Folgende Ausgangssituation:
Mehr als 30Jahre besitze ich meine geliebten TSM SL5 Lautsprecher und habe zu Anfangsmit einem ROTEL 820 Vollverstärker gehört. Später wurde mittels eines PIONEER-AV-Receiver mal Surround,
mal in Stereo gehört. Der Klang war am Rotel angenehm, wenn auch arm an Bassfundament,
am Pioneer ähnlich, jedoch schrill in den Höhen.
Nun gelten TSM-Lautsprecher als neutral, fast monitorartig abgestimmt und ich bilde mir ein,
das bestätigen zu können.

Vor einiger Zeit hat man mir eine BRAUN-Atelier Anlage (incl. A2) überlassen und, tata: meine SL5 spielen fortan in einer anderen Liga, mit warmen Bassfundament bereits bei Zimmerlautstärke und nicht mehr ganz so ausgeprägten Höhen.
Das hat mich zu einem Erwerb der TSM 6000 (ja, ich bin TSM-Fan ) bewogen und seit dem möchte ich gar nichts anderes mehr hören wollen, bis auf vlt. das Quäntchen mehr an Höhen bei niedriger Lautstärke. Fulminant geht es bereits bei geringer Lautstärke zu. Ganz zu schweigen von dem, was sich bei 12Uhr-Pegelstellung tut (Yello-"Oh yeah", Maxi-Version Vinyl) =
Das ein Verstärker doch so ausgeprägt Einfluss auf den Klang hat, war mir nicht bekannt/bewusst.

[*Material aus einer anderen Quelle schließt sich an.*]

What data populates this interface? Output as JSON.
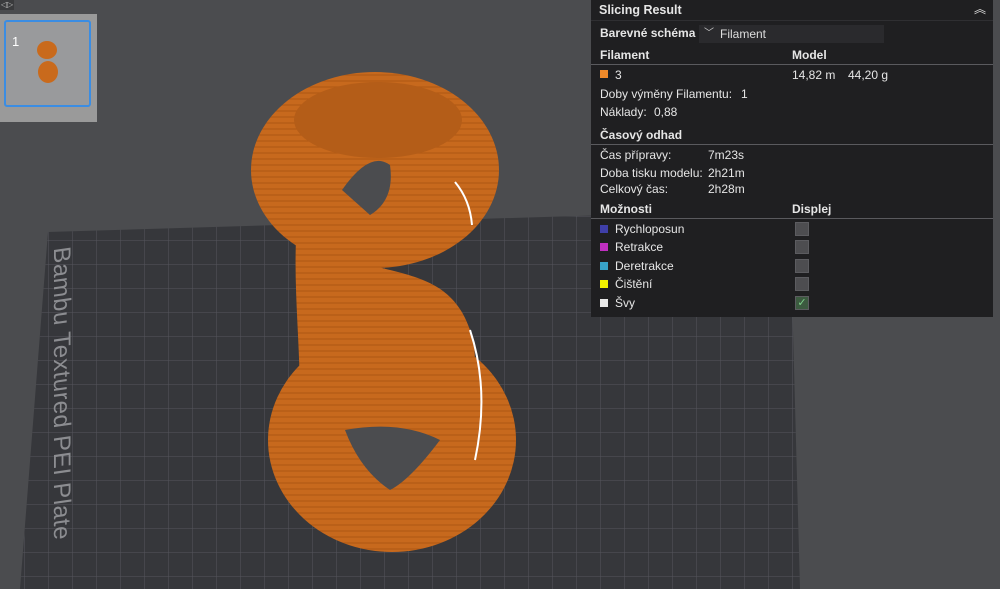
{
  "viewport": {
    "plate_label": "Bambu Textured PEI Plate",
    "plate_number": "1",
    "model_color": "#c96a1c",
    "bed_color": "#38393e"
  },
  "panel": {
    "title": "Slicing Result",
    "color_scheme_label": "Barevné schéma",
    "color_scheme_value": "Filament",
    "col_filament": "Filament",
    "col_model": "Model",
    "filament_row": {
      "id": "3",
      "length": "14,82 m",
      "weight": "44,20 g",
      "color": "#f08a2a"
    },
    "filament_changes_label": "Doby výměny Filamentu:",
    "filament_changes_value": "1",
    "cost_label": "Náklady:",
    "cost_value": "0,88",
    "time_section": "Časový odhad",
    "prep_label": "Čas přípravy:",
    "prep_value": "7m23s",
    "print_label": "Doba tisku modelu:",
    "print_value": "2h21m",
    "total_label": "Celkový čas:",
    "total_value": "2h28m",
    "col_options": "Možnosti",
    "col_display": "Displej",
    "options": [
      {
        "label": "Rychloposun",
        "color": "#3f3fa8",
        "checked": false
      },
      {
        "label": "Retrakce",
        "color": "#c02fc0",
        "checked": false
      },
      {
        "label": "Deretrakce",
        "color": "#38a3c8",
        "checked": false
      },
      {
        "label": "Čištění",
        "color": "#f2f200",
        "checked": false
      },
      {
        "label": "Švy",
        "color": "#e8e8e8",
        "checked": true
      }
    ]
  }
}
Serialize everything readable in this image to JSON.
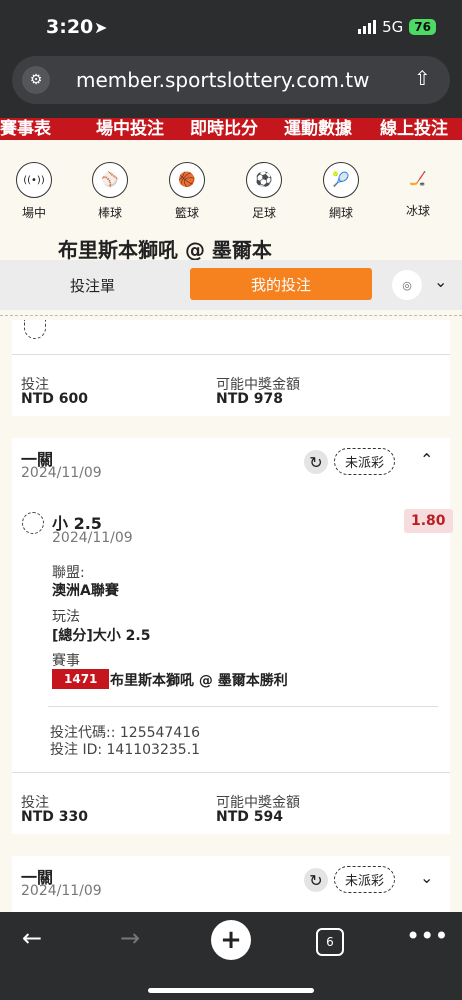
{
  "status": {
    "time": "3:20",
    "network": "5G",
    "battery": "76"
  },
  "browser": {
    "url": "member.sportslottery.com.tw",
    "tabs_count": "6"
  },
  "nav": [
    "賽事表",
    "場中投注",
    "即時比分",
    "運動數據",
    "線上投注"
  ],
  "sports": [
    {
      "label": "場中",
      "icon": "live-broadcast-icon",
      "glyph": "((•))"
    },
    {
      "label": "棒球",
      "icon": "baseball-icon",
      "glyph": "⚾"
    },
    {
      "label": "籃球",
      "icon": "basketball-icon",
      "glyph": "🏀"
    },
    {
      "label": "足球",
      "icon": "soccer-icon",
      "glyph": "⚽"
    },
    {
      "label": "網球",
      "icon": "tennis-icon",
      "glyph": "🎾"
    },
    {
      "label": "冰球",
      "icon": "ice-hockey-icon",
      "glyph": "🏒"
    }
  ],
  "match_title": "布里斯本獅吼 @ 墨爾本",
  "tabs": {
    "slip": "投注單",
    "my_bets": "我的投注"
  },
  "card0": {
    "stake_label": "投注",
    "stake": "NTD 600",
    "payout_label": "可能中獎金額",
    "payout": "NTD 978"
  },
  "card1": {
    "type": "一關",
    "date": "2024/11/09",
    "status": "未派彩",
    "selection": "小 2.5",
    "selection_date": "2024/11/09",
    "odds": "1.80",
    "league_label": "聯盟:",
    "league": "澳洲A聯賽",
    "market_label": "玩法",
    "market": "[總分]大小 2.5",
    "event_label": "賽事",
    "event_code": "1471",
    "event": "布里斯本獅吼 @ 墨爾本勝利",
    "bet_code": "投注代碼:: 125547416",
    "bet_id": "投注 ID: 141103235.1",
    "stake_label": "投注",
    "stake": "NTD 330",
    "payout_label": "可能中獎金額",
    "payout": "NTD 594"
  },
  "card2": {
    "type": "一關",
    "date": "2024/11/09",
    "status": "未派彩"
  }
}
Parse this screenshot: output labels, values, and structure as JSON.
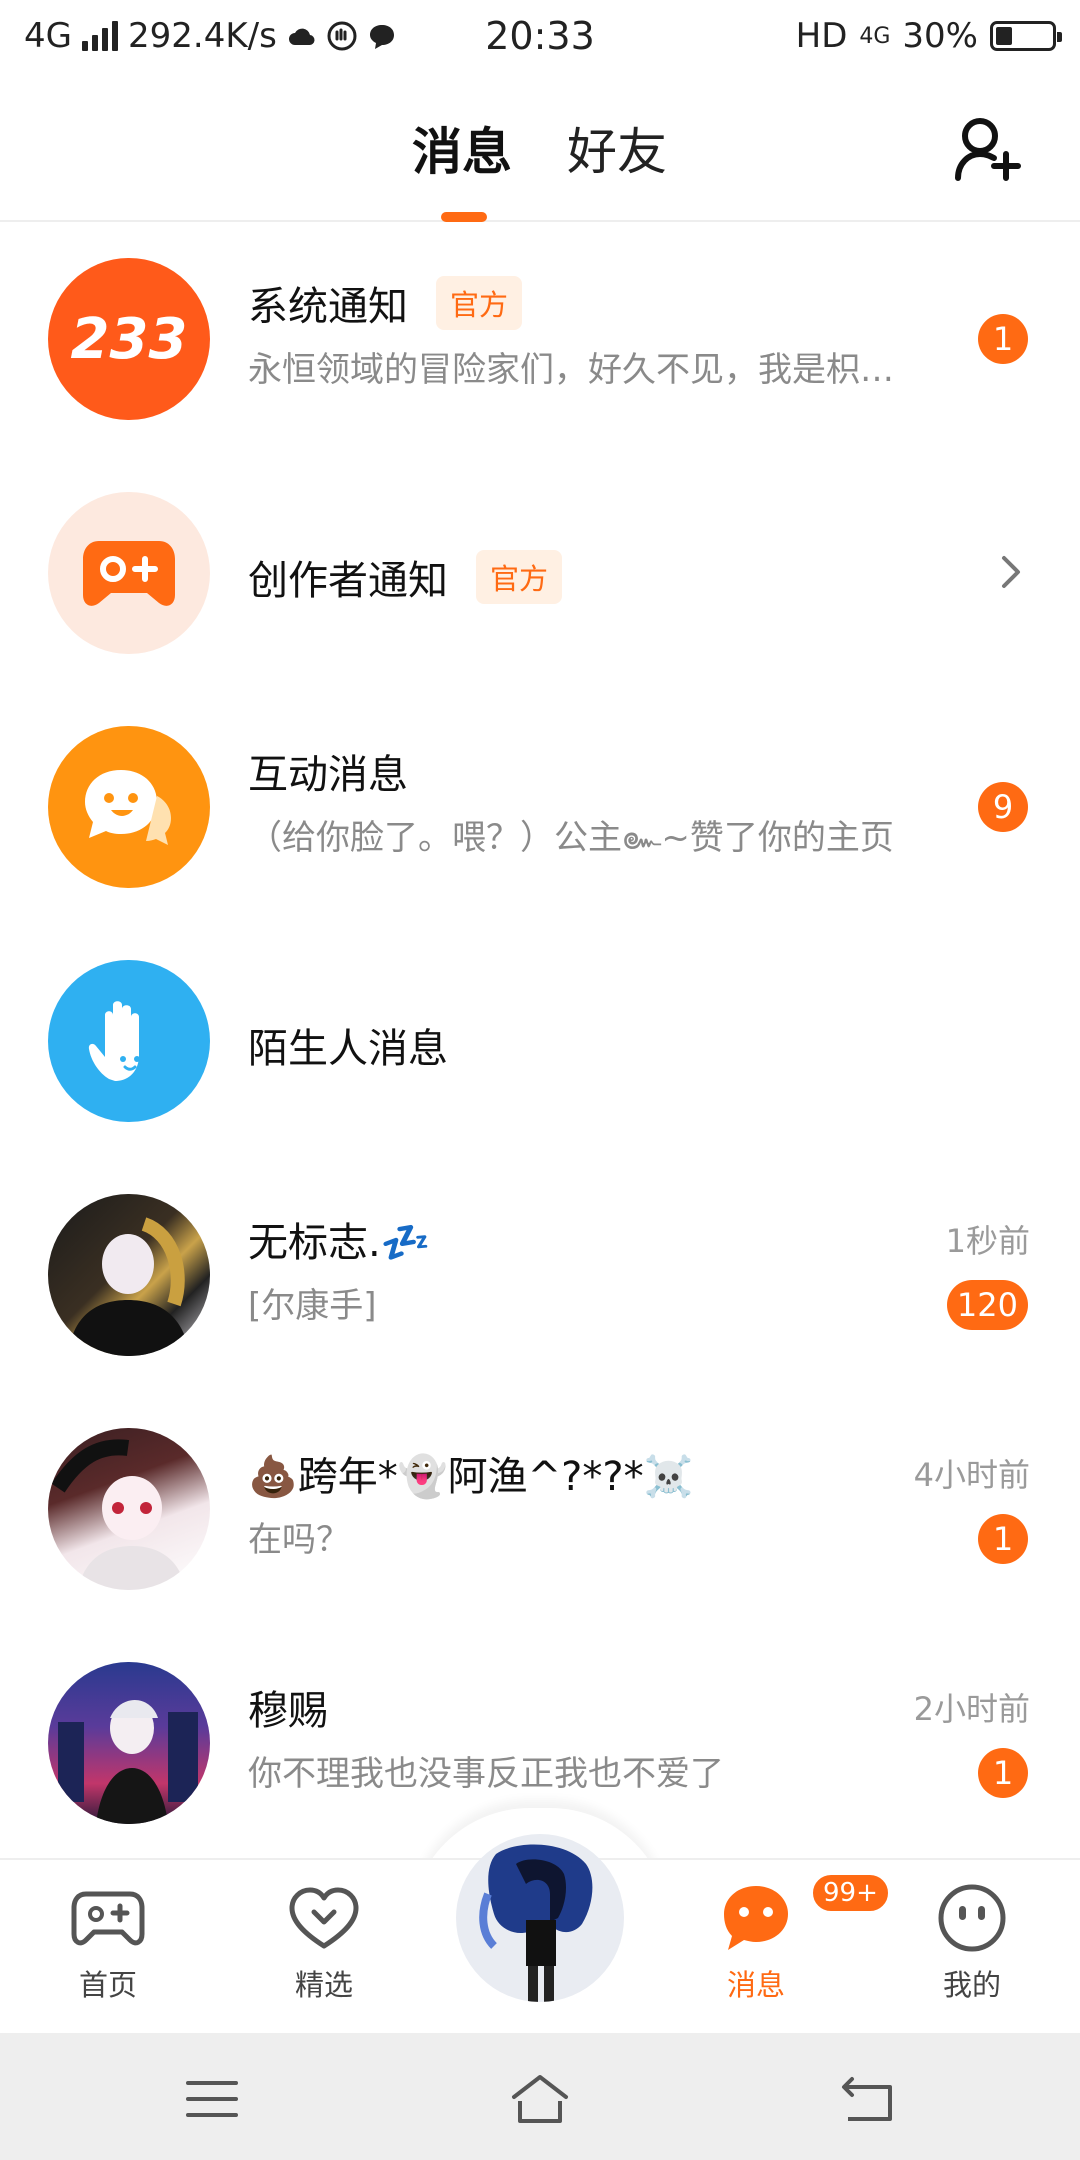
{
  "status_bar": {
    "network": "4G",
    "speed": "292.4K/s",
    "time": "20:33",
    "hd": "HD",
    "net2": "4G",
    "battery": "30%",
    "battery_level": 0.3
  },
  "header": {
    "tabs": [
      {
        "label": "消息"
      },
      {
        "label": "好友"
      }
    ]
  },
  "messages": [
    {
      "title": "系统通知",
      "tag": "官方",
      "subtitle": "永恒领域的冒险家们，好久不见，我是枳…",
      "count": "1"
    },
    {
      "title": "创作者通知",
      "tag": "官方"
    },
    {
      "title": "互动消息",
      "subtitle": "（给你脸了。喂？）公主๛~赞了你的主页",
      "count": "9"
    },
    {
      "title": "陌生人消息"
    },
    {
      "title": "无标志.💤",
      "subtitle": "[尔康手]",
      "time": "1秒前",
      "count": "120"
    },
    {
      "title": "💩跨年*👻阿渔^?*?*☠️",
      "subtitle": "在吗？",
      "time": "4小时前",
      "count": "1"
    },
    {
      "title": "穆赐",
      "subtitle": "你不理我也没事反正我也不爱了",
      "time": "2小时前",
      "count": "1"
    }
  ],
  "system_avatar_text": "233",
  "bottom_nav": {
    "items": [
      {
        "label": "首页"
      },
      {
        "label": "精选"
      },
      {
        "label": "消息",
        "badge": "99+"
      },
      {
        "label": "我的"
      }
    ]
  },
  "colors": {
    "accent": "#ff6a13",
    "interaction_avatar": "#ff9410",
    "stranger_avatar": "#2fb0f1"
  }
}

Da aber der BRAUN A2 natürlich schon in die Jahre gekommen ist, spiele ich mit dem Gedanken des Ersatzes oder einer Revision.

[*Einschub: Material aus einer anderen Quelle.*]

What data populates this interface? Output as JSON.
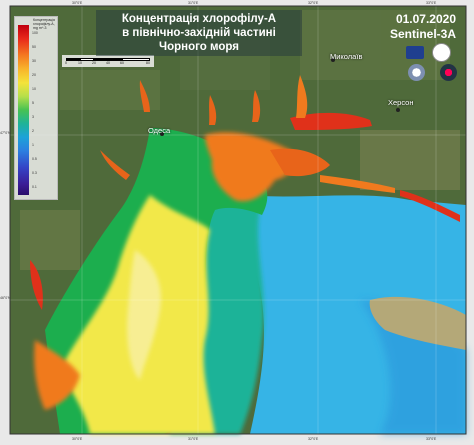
{
  "map": {
    "title_line1": "Концентрація хлорофілу-А",
    "title_line2": "в північно-західній частині Чорного моря",
    "date": "01.07.2020",
    "satellite": "Sentinel-3A",
    "colors": {
      "land": "#4f6a3a",
      "deep_sea": "#36b4e6",
      "mid_sea": "#1fb398",
      "shelf": "#1cae4e",
      "yellow": "#f2e84a",
      "orange": "#f07a1e",
      "red": "#e0311a"
    }
  },
  "legend": {
    "title": "Концентрація хлорофілу-А, mg m^-3",
    "ticks": [
      "100",
      "50",
      "30",
      "20",
      "10",
      "5",
      "3",
      "2",
      "1",
      "0.5",
      "0.3",
      "0.1"
    ]
  },
  "scale": {
    "labels": [
      "0",
      "10",
      "20",
      "40",
      "60",
      "80"
    ]
  },
  "places": {
    "odesa": "Одеса",
    "mykolaiv": "Миколаїв",
    "kherson": "Херсон"
  },
  "logos": {
    "eu": "eu-flag-logo",
    "agency": "agency-logo",
    "copernicus": "copernicus-logo",
    "esa": "ui-logo"
  },
  "coords": {
    "top": [
      "30°0'E",
      "31°0'E",
      "32°0'E",
      "33°0'E"
    ],
    "bottom": [
      "30°0'E",
      "31°0'E",
      "32°0'E",
      "33°0'E"
    ],
    "left": [
      "47°0'N",
      "46°0'N"
    ]
  }
}
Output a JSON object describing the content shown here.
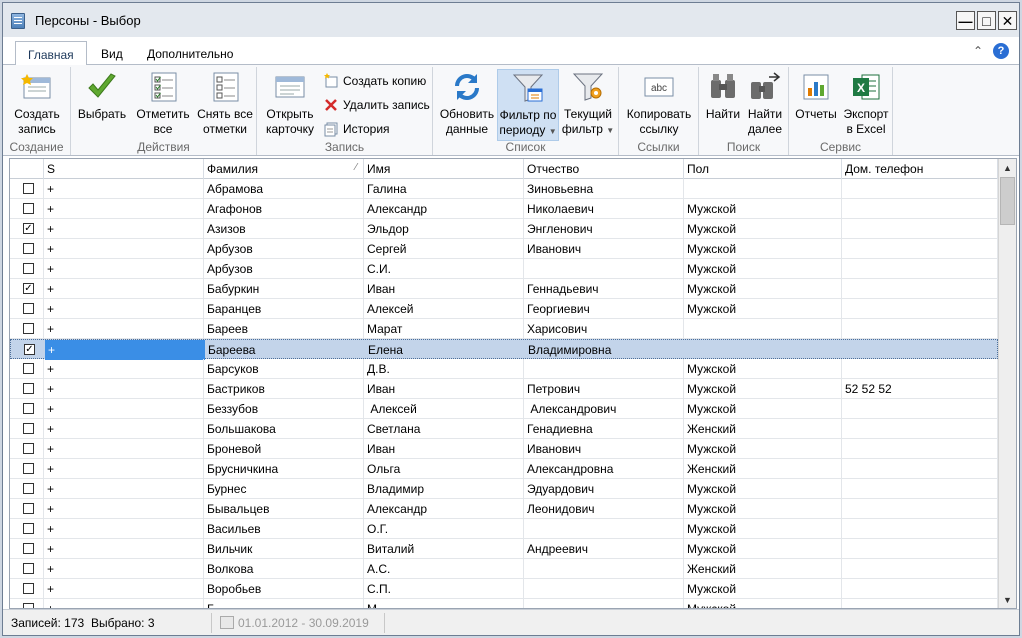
{
  "window": {
    "title": "Персоны - Выбор"
  },
  "tabs": [
    "Главная",
    "Вид",
    "Дополнительно"
  ],
  "ribbon": {
    "groups": {
      "create": "Создание",
      "actions": "Действия",
      "record": "Запись",
      "list": "Список",
      "links": "Ссылки",
      "search": "Поиск",
      "service": "Сервис"
    },
    "create_record": [
      "Создать",
      "запись"
    ],
    "select": "Выбрать",
    "mark_all": [
      "Отметить",
      "все"
    ],
    "unmark_all": [
      "Снять все",
      "отметки"
    ],
    "open_card": [
      "Открыть",
      "карточку"
    ],
    "create_copy": "Создать копию",
    "delete_record": "Удалить запись",
    "history": "История",
    "refresh": [
      "Обновить",
      "данные"
    ],
    "filter_period": [
      "Фильтр по",
      "периоду"
    ],
    "current_filter": [
      "Текущий",
      "фильтр"
    ],
    "copy_link": [
      "Копировать",
      "ссылку"
    ],
    "find": "Найти",
    "find_next": [
      "Найти",
      "далее"
    ],
    "reports": "Отчеты",
    "export_excel": [
      "Экспорт",
      "в Excel"
    ]
  },
  "grid": {
    "columns": [
      "S",
      "Фамилия",
      "Имя",
      "Отчество",
      "Пол",
      "Дом. телефон"
    ],
    "rows": [
      {
        "checked": false,
        "s": "+",
        "last": "Абрамова",
        "first": "Галина",
        "middle": "Зиновьевна",
        "sex": "",
        "phone": ""
      },
      {
        "checked": false,
        "s": "+",
        "last": "Агафонов",
        "first": "Александр",
        "middle": "Николаевич",
        "sex": "Мужской",
        "phone": ""
      },
      {
        "checked": true,
        "s": "+",
        "last": "Азизов",
        "first": "Эльдор",
        "middle": "Энгленович",
        "sex": "Мужской",
        "phone": ""
      },
      {
        "checked": false,
        "s": "+",
        "last": "Арбузов",
        "first": "Сергей",
        "middle": "Иванович",
        "sex": "Мужской",
        "phone": ""
      },
      {
        "checked": false,
        "s": "+",
        "last": "Арбузов",
        "first": "С.И.",
        "middle": "",
        "sex": "Мужской",
        "phone": ""
      },
      {
        "checked": true,
        "s": "+",
        "last": "Бабуркин",
        "first": "Иван",
        "middle": "Геннадьевич",
        "sex": "Мужской",
        "phone": ""
      },
      {
        "checked": false,
        "s": "+",
        "last": "Баранцев",
        "first": "Алексей",
        "middle": "Георгиевич",
        "sex": "Мужской",
        "phone": ""
      },
      {
        "checked": false,
        "s": "+",
        "last": "Бареев",
        "first": "Марат",
        "middle": "Харисович",
        "sex": "",
        "phone": ""
      },
      {
        "checked": true,
        "s": "+",
        "last": "Бареева",
        "first": "Елена",
        "middle": "Владимировна",
        "sex": "",
        "phone": "",
        "selected": true
      },
      {
        "checked": false,
        "s": "+",
        "last": "Барсуков",
        "first": "Д.В.",
        "middle": "",
        "sex": "Мужской",
        "phone": ""
      },
      {
        "checked": false,
        "s": "+",
        "last": "Бастриков",
        "first": "Иван",
        "middle": "Петрович",
        "sex": "Мужской",
        "phone": "52 52 52"
      },
      {
        "checked": false,
        "s": "+",
        "last": "Беззубов",
        "first": " Алексей",
        "middle": " Александрович",
        "sex": "Мужской",
        "phone": ""
      },
      {
        "checked": false,
        "s": "+",
        "last": "Большакова",
        "first": "Светлана",
        "middle": "Генадиевна",
        "sex": "Женский",
        "phone": ""
      },
      {
        "checked": false,
        "s": "+",
        "last": "Броневой",
        "first": "Иван",
        "middle": "Иванович",
        "sex": "Мужской",
        "phone": ""
      },
      {
        "checked": false,
        "s": "+",
        "last": "Брусничкина",
        "first": "Ольга",
        "middle": "Александровна",
        "sex": "Женский",
        "phone": ""
      },
      {
        "checked": false,
        "s": "+",
        "last": "Бурнес",
        "first": "Владимир",
        "middle": "Эдуардович",
        "sex": "Мужской",
        "phone": ""
      },
      {
        "checked": false,
        "s": "+",
        "last": "Бывальцев",
        "first": "Александр",
        "middle": "Леонидович",
        "sex": "Мужской",
        "phone": ""
      },
      {
        "checked": false,
        "s": "+",
        "last": "Васильев",
        "first": "О.Г.",
        "middle": "",
        "sex": "Мужской",
        "phone": ""
      },
      {
        "checked": false,
        "s": "+",
        "last": "Вильчик",
        "first": "Виталий",
        "middle": "Андреевич",
        "sex": "Мужской",
        "phone": ""
      },
      {
        "checked": false,
        "s": "+",
        "last": "Волкова",
        "first": "А.С.",
        "middle": "",
        "sex": "Женский",
        "phone": ""
      },
      {
        "checked": false,
        "s": "+",
        "last": "Воробьев",
        "first": "С.П.",
        "middle": "",
        "sex": "Мужской",
        "phone": ""
      },
      {
        "checked": false,
        "s": "+",
        "last": "Г",
        "first": "М",
        "middle": "",
        "sex": "Мужской",
        "phone": ""
      }
    ]
  },
  "status": {
    "records": "Записей: 173",
    "selected": "Выбрано: 3",
    "period": "01.01.2012 - 30.09.2019"
  },
  "colors": {
    "accent": "#2a6ed4",
    "selection": "#c3d4ea",
    "selected_cell": "#3a8ee6"
  }
}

Daher habe ich mal für einen schmalen Taler einen YAMAHA AX700 erworben, der mich aber enttäuscht hat: absolut dünn und keine Grundwärme bei Zimmerlautstärke und erst bei gehobener Lautstärke spielt er mit zwar kontrolliertem Bass, dabei aber auch mit ohrenbetäubend-schrillen Höhen=absolut nicht meins!
Einpegeln kommt für mich nicht in Frage: entweder er kanns, oder er kann es nicht!

Meine Recherche ergab, dass neutral (Verstärker) + neutral (LS) schnell nervig sein kann.
So kam ich also, auf der Suche nach tonal eher "warm" abgestimmten Amplifier, auf SANSUI AU717, LUXMAN L-410 (eher auch meine Preisklasse) oder Kenwood KA8100. Da befinden wir uns also im Vintage-Bereich, wo eigentlich nur revisionierte Geräte in Frage kommen. Modernere Verstärker (elektrische Potis, Class-D, D/A-Wandler etc.) will ich eher ausschließen, da (Achtung: Vorurteil?) zu anfällig.

Ach ja: meine Quellen sind Vinyl (BRAUN PS550S (Shure M95ED) mit neuer JICO-Ersatznadel) und CD (BRAUN CD4), Streaming nur im Hintergrund über BT-Adapter per Mobilphone.

Meine favorisierte Musik setzt sich überwiegend aus Rock und Pop aller Dekaden, ausgenommen der Neuzeit, zusammen. Hier und da darf es auch mal etwas Klassisches sein.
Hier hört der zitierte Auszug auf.